The main criticism of the sense datum approach is that it would seem to make objective, scientific knowledge (‘naturalism’) impossible. If sense datum is all we have, and these experiences do not give us any evidence of whether objects are real or not, then it would be impossible to make any objective claims about the world. The sense datum theorist cannot say whether the objects of perception are real or not.
An intentional theory holds that an experience is a particular mental state that represents something in the real world. In other words, an experience is a kind of belief. However the belief on its own does not create a relation between the mind and an object. This opens the possibility that the mind’s representation does not exactly match the object in the real world, so it is possibly for the mind to experience property X while the real world object has property Y. An intentional experience does not provide any evidence of an object’s reality.
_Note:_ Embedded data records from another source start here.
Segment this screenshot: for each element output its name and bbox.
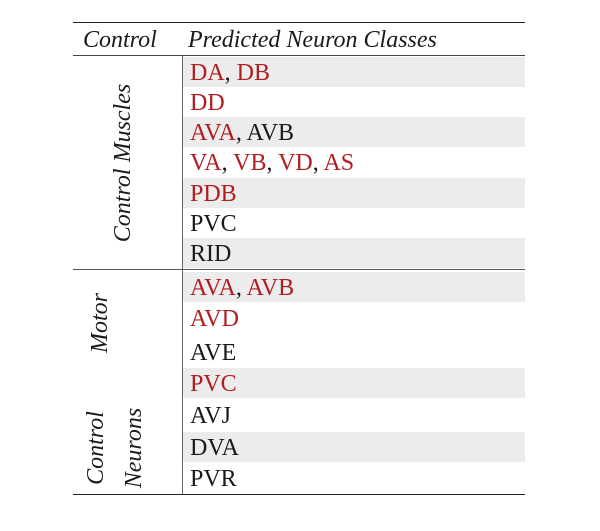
neuron-class-text: , — [312, 150, 324, 176]
table-row: AVD — [183, 303, 525, 333]
neuron-class-text: VB — [233, 150, 267, 176]
table-row: PDB — [183, 178, 525, 208]
row-text: VA, VB, VD, AS — [190, 148, 354, 178]
group-label-control: Control — [83, 411, 109, 485]
group-label-control-muscles: Control Muscles — [110, 83, 136, 243]
neuron-class-text: AS — [323, 150, 355, 176]
row-text: PVC — [190, 209, 237, 239]
table-row: DVA — [183, 432, 525, 462]
neuron-class-text: PVC — [190, 371, 237, 397]
table-row: VA, VB, VD, AS — [183, 147, 525, 177]
neuron-class-text: , — [221, 150, 234, 176]
row-text: PDB — [190, 179, 237, 209]
table-row: DD — [183, 87, 525, 117]
neuron-class-text: , AVB — [235, 120, 295, 146]
neuron-class-text: , — [224, 60, 237, 86]
header-predicted-neuron-classes: Predicted Neuron Classes — [188, 27, 437, 53]
table-top-rule — [73, 22, 525, 23]
neuron-class-text: PVC — [190, 211, 237, 237]
neuron-class-text: AVA — [190, 120, 236, 146]
row-text: PVR — [190, 464, 237, 494]
neuron-class-text: AVE — [190, 340, 237, 366]
table-row: AVJ — [183, 400, 525, 430]
header-control: Control — [83, 27, 157, 53]
table-row: PVC — [183, 208, 525, 238]
row-text: PVC — [190, 369, 237, 399]
neuron-class-text: DB — [236, 60, 271, 86]
neuron-class-table: Control Predicted Neuron Classes DA, DB … — [73, 22, 525, 495]
table-row: AVA, AVB — [183, 272, 525, 302]
row-text: AVJ — [190, 401, 231, 431]
group-label-neurons: Neurons — [121, 407, 147, 489]
group-separator-rule — [73, 269, 525, 270]
table-bottom-rule — [73, 494, 525, 495]
row-text: AVD — [190, 304, 239, 334]
neuron-class-text: VD — [278, 150, 313, 176]
neuron-class-text: , — [235, 275, 247, 301]
neuron-class-text: AVJ — [190, 403, 231, 429]
neuron-class-text: AVD — [190, 306, 239, 332]
table-row: RID — [183, 238, 525, 268]
row-text: AVE — [190, 338, 236, 368]
neuron-class-text: DD — [190, 90, 225, 116]
row-text: AVA, AVB — [190, 273, 294, 303]
row-text: DVA — [190, 433, 239, 463]
neuron-class-text: PDB — [190, 181, 237, 207]
neuron-class-text: , — [266, 150, 279, 176]
neuron-class-text: DVA — [190, 435, 239, 461]
row-text: AVA, AVB — [190, 118, 294, 148]
table-row: DA, DB — [183, 57, 525, 87]
neuron-class-text: DA — [190, 60, 225, 86]
neuron-class-text: VA — [190, 150, 222, 176]
neuron-class-text: RID — [190, 241, 232, 267]
header-rule — [73, 55, 525, 56]
row-text: RID — [190, 239, 231, 269]
column-divider — [182, 56, 183, 494]
group-label-motor: Motor — [87, 293, 113, 353]
table-row: AVA, AVB — [183, 117, 525, 147]
table-row: PVR — [183, 463, 525, 493]
neuron-class-text: AVA — [190, 275, 236, 301]
table-row: AVE — [183, 337, 525, 367]
neuron-class-text: AVB — [246, 275, 295, 301]
row-text: DA, DB — [190, 58, 270, 88]
table-row: PVC — [183, 368, 525, 398]
neuron-class-text: PVR — [190, 466, 237, 492]
row-text: DD — [190, 88, 225, 118]
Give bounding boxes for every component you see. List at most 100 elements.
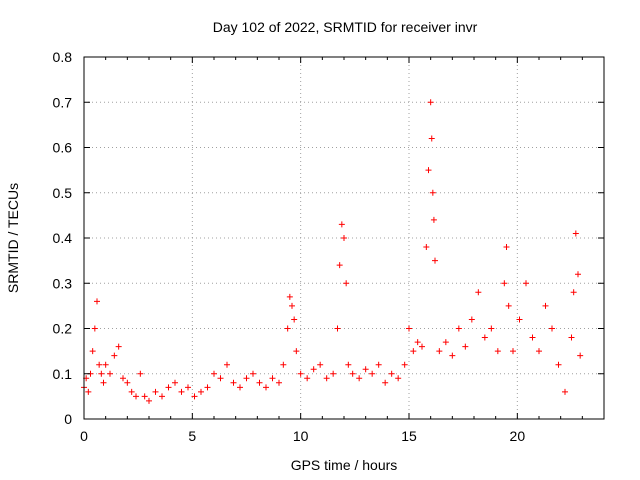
data-point [429, 189, 436, 196]
data-point [542, 302, 549, 309]
data-point [343, 280, 350, 287]
data-point [425, 167, 432, 174]
data-point [289, 302, 295, 309]
data-point [555, 361, 562, 368]
data-point [375, 361, 382, 368]
data-point [137, 370, 144, 377]
data-point [356, 375, 363, 382]
x-axis-label: GPS time / hours [291, 457, 398, 473]
data-point [503, 244, 510, 251]
data-point [570, 289, 577, 296]
y-tick-label: 0.6 [53, 140, 73, 156]
data-point [172, 379, 178, 386]
data-point [276, 379, 282, 386]
data-point [96, 361, 103, 368]
data-point [432, 257, 438, 264]
data-point [211, 370, 217, 377]
data-point [146, 397, 152, 404]
y-tick-label: 0.8 [53, 49, 73, 65]
data-point [349, 370, 356, 377]
data-point [442, 339, 449, 346]
data-point [256, 379, 263, 386]
axis-ticks [83, 56, 604, 420]
data-point [89, 348, 96, 355]
data-point [516, 316, 523, 323]
data-point [243, 375, 250, 382]
data-point [505, 302, 512, 309]
data-point [102, 361, 109, 368]
data-point [178, 388, 185, 395]
data-point [523, 280, 529, 287]
data-point [204, 384, 211, 391]
data-point [94, 298, 100, 305]
x-tick-label: 15 [401, 428, 417, 444]
data-point [159, 393, 165, 400]
data-point [568, 334, 575, 341]
data-point [529, 334, 536, 341]
data-point [120, 375, 126, 382]
data-point [455, 325, 462, 332]
x-tick-label: 10 [293, 428, 309, 444]
data-point [406, 325, 412, 332]
data-point [572, 230, 579, 237]
data-point [341, 235, 347, 241]
data-point [369, 370, 376, 377]
data-point [230, 379, 237, 386]
data-point [111, 352, 118, 359]
data-point [395, 375, 402, 382]
y-axis-label: SRMTID / TECUs [5, 183, 21, 293]
data-point [141, 393, 148, 400]
data-point [250, 370, 256, 377]
y-tick-labels: 0 0.1 0.2 0.3 0.4 0.5 0.6 0.7 0.8 [53, 49, 73, 427]
data-point [549, 325, 555, 332]
data-point [562, 388, 568, 395]
data-point [427, 99, 434, 106]
data-point [310, 366, 317, 373]
x-tick-labels: 0 5 10 15 20 [80, 428, 525, 444]
data-point [330, 370, 337, 377]
data-point [237, 384, 243, 391]
data-point [362, 366, 369, 373]
y-tick-label: 0.4 [53, 230, 73, 246]
data-point [291, 316, 298, 323]
data-point [388, 370, 395, 377]
data-point [91, 325, 98, 332]
data-points [81, 99, 584, 404]
data-point [317, 361, 324, 368]
data-point [345, 361, 352, 368]
data-point [152, 388, 159, 395]
y-tick-label: 0.5 [53, 185, 73, 201]
y-tick-label: 0.1 [53, 366, 73, 382]
data-point [115, 343, 122, 350]
data-point [410, 348, 417, 355]
data-point [263, 384, 269, 391]
data-point [284, 325, 291, 332]
data-point [488, 325, 495, 332]
data-point [536, 348, 542, 355]
data-point [475, 289, 482, 296]
y-tick-label: 0.2 [53, 321, 73, 337]
data-point [224, 361, 230, 368]
data-point [494, 348, 501, 355]
data-point [304, 375, 311, 382]
data-point [575, 271, 581, 278]
x-tick-label: 20 [510, 428, 526, 444]
data-point [293, 348, 300, 355]
data-point [286, 293, 293, 300]
x-tick-label: 0 [80, 428, 88, 444]
data-point [501, 280, 508, 287]
data-point [428, 135, 435, 142]
data-point [85, 388, 92, 395]
data-point [336, 262, 343, 269]
data-point [269, 375, 276, 382]
data-point [107, 370, 113, 377]
data-point [419, 343, 425, 350]
data-point [185, 384, 191, 391]
y-tick-label: 0.3 [53, 275, 73, 291]
data-point [133, 393, 139, 400]
data-point [423, 244, 430, 251]
data-point [280, 361, 287, 368]
chart-title: Day 102 of 2022, SRMTID for receiver inv… [213, 19, 478, 35]
data-point [217, 375, 224, 382]
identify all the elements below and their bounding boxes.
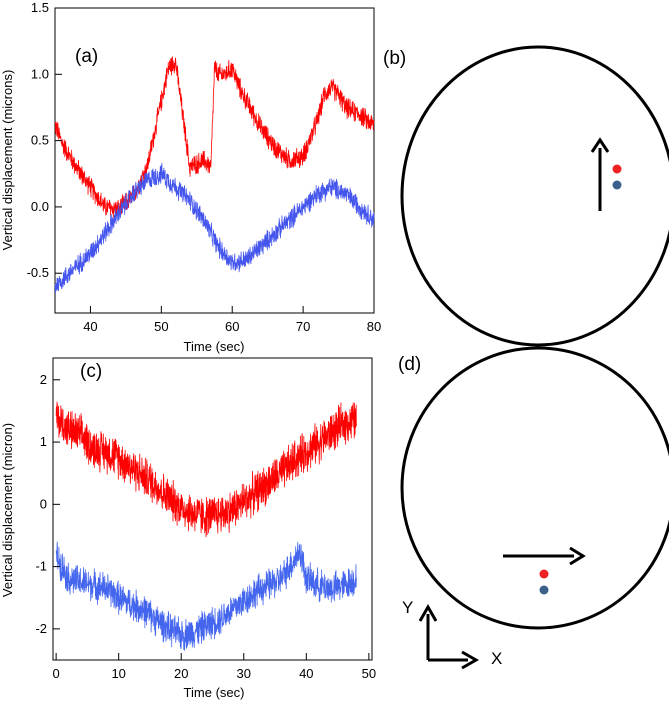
x-axis-arrow-icon [461, 650, 480, 670]
series-blue-a [54, 162, 375, 294]
ytick-label: -1 [35, 559, 47, 574]
series-red-a [54, 56, 375, 218]
ytick-label: -2 [35, 621, 47, 636]
xtick-label: 50 [154, 319, 168, 334]
series-red-c [55, 401, 357, 538]
ytick-label: 0.5 [31, 133, 49, 148]
chart-a-frame [54, 7, 375, 314]
chart-a-yticks: -0.5 0.0 0.5 1.0 1.5 [27, 0, 62, 280]
chart-a-xlabel: Time (sec) [184, 339, 245, 354]
xtick-label: 30 [237, 666, 251, 681]
blue-dot-d [539, 585, 549, 595]
ytick-label: -0.5 [27, 265, 49, 280]
xtick-label: 20 [174, 666, 188, 681]
red-dot-b [612, 164, 622, 174]
xtick-label: 0 [53, 666, 60, 681]
x-axis-label: X [491, 649, 502, 668]
xtick-label: 50 [362, 666, 376, 681]
arrow-right-icon [569, 546, 586, 566]
xtick-label: 40 [299, 666, 313, 681]
circle-d [400, 346, 669, 630]
circle-b [400, 45, 669, 347]
diagram-d: (d) Y X [398, 346, 669, 670]
xtick-label: 40 [83, 319, 97, 334]
xtick-label: 70 [296, 319, 310, 334]
panel-label-b: (b) [383, 48, 406, 69]
xtick-label: 60 [225, 319, 239, 334]
chart-a-series [54, 56, 375, 294]
chart-c: -2 -1 0 1 2 0 10 20 30 40 50 Time (sec) Vertical … [0, 357, 376, 700]
red-dot-d [539, 569, 549, 579]
chart-a-ylabel: Vertical displacement (microns) [0, 70, 15, 251]
series-blue-c [55, 541, 357, 651]
diagram-b: (b) [383, 45, 669, 347]
panel-label-a: (a) [75, 46, 98, 67]
panel-label-d: (d) [398, 354, 421, 375]
y-axis-arrow-icon [418, 603, 438, 622]
y-axis-label: Y [402, 598, 413, 617]
ytick-label: 1 [40, 434, 47, 449]
chart-c-ylabel: Vertical displacement (micron) [0, 423, 15, 597]
xtick-label: 10 [111, 666, 125, 681]
chart-c-xticks: 0 10 20 30 40 50 [53, 653, 376, 681]
chart-a: -0.5 0.0 0.5 1.0 1.5 40 50 60 70 80 Time (sec) V… [0, 0, 381, 354]
ytick-label: 1.0 [31, 66, 49, 81]
ytick-label: 0 [40, 496, 47, 511]
chart-c-xlabel: Time (sec) [184, 685, 245, 700]
ytick-label: 0.0 [31, 199, 49, 214]
chart-c-series [55, 401, 357, 651]
ytick-label: 1.5 [31, 0, 49, 15]
arrow-up-icon [590, 137, 610, 153]
blue-dot-b [612, 180, 622, 190]
xtick-label: 80 [367, 319, 381, 334]
chart-c-frame [52, 357, 373, 661]
chart-c-yticks: -2 -1 0 1 2 [35, 372, 60, 636]
chart-a-xticks: 40 50 60 70 80 [83, 306, 381, 334]
panel-label-c: (c) [80, 361, 102, 382]
ytick-label: 2 [40, 372, 47, 387]
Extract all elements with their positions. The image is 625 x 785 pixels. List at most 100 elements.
However, the question then arises how the intentional theorist draws a distinction between a real experience and a hallucination. If they are claiming that the experience is all that matters, it appears we have no way of distinguishing a hallucination from an actual event. The intentional theorist would in fact argue that the hallucination is still a valid provider of knowledge, as it represents some aspect of the real world. In other words, the real world still has a part to play in creating representations. So while there may be no direct relationship – along with the fact that the representation might be inaccurate – the intentionalist accepts that a mind-independent world does exist and helps to shape experience.
A critic would respond here that if an intentional theory cannot help us to separate a hallucination from a veridical experience, then the theory cannot help us to obtain knowledge. Another line of criticism is that the intentionalist does not do enough to separate an experience from a mere thought. A person can think of any object they choose (a red flower), but this does not mean that the object is actually present. The critic argues that the intentionalist does not explain the special ‘feel’ we have when undergo an experience, which is different to just thinking about an object.
This theory can be seen as a reworking of naïve realism, in that it attempts to reconcile real experiences with hallucinatory ones (as explained in naïve realism above, illusions are less of a problem). A disjunctivist accepts that it is possible to have multiple types of perceiving experiences: one involving real and ordinary objects, and the other involving hallucinations. Furthermore, the experience itself might be identical, and impossible to tell apart. However, in terms of knowledge, we must draw a distinction between the two and only accept perception when real and ordinary objects are involved. The disjunctivist philosopher accepts that even though real experiences and hallucinations often appear to us in the same way, each has a different nature, so we must recognise that nature when assessing an experience.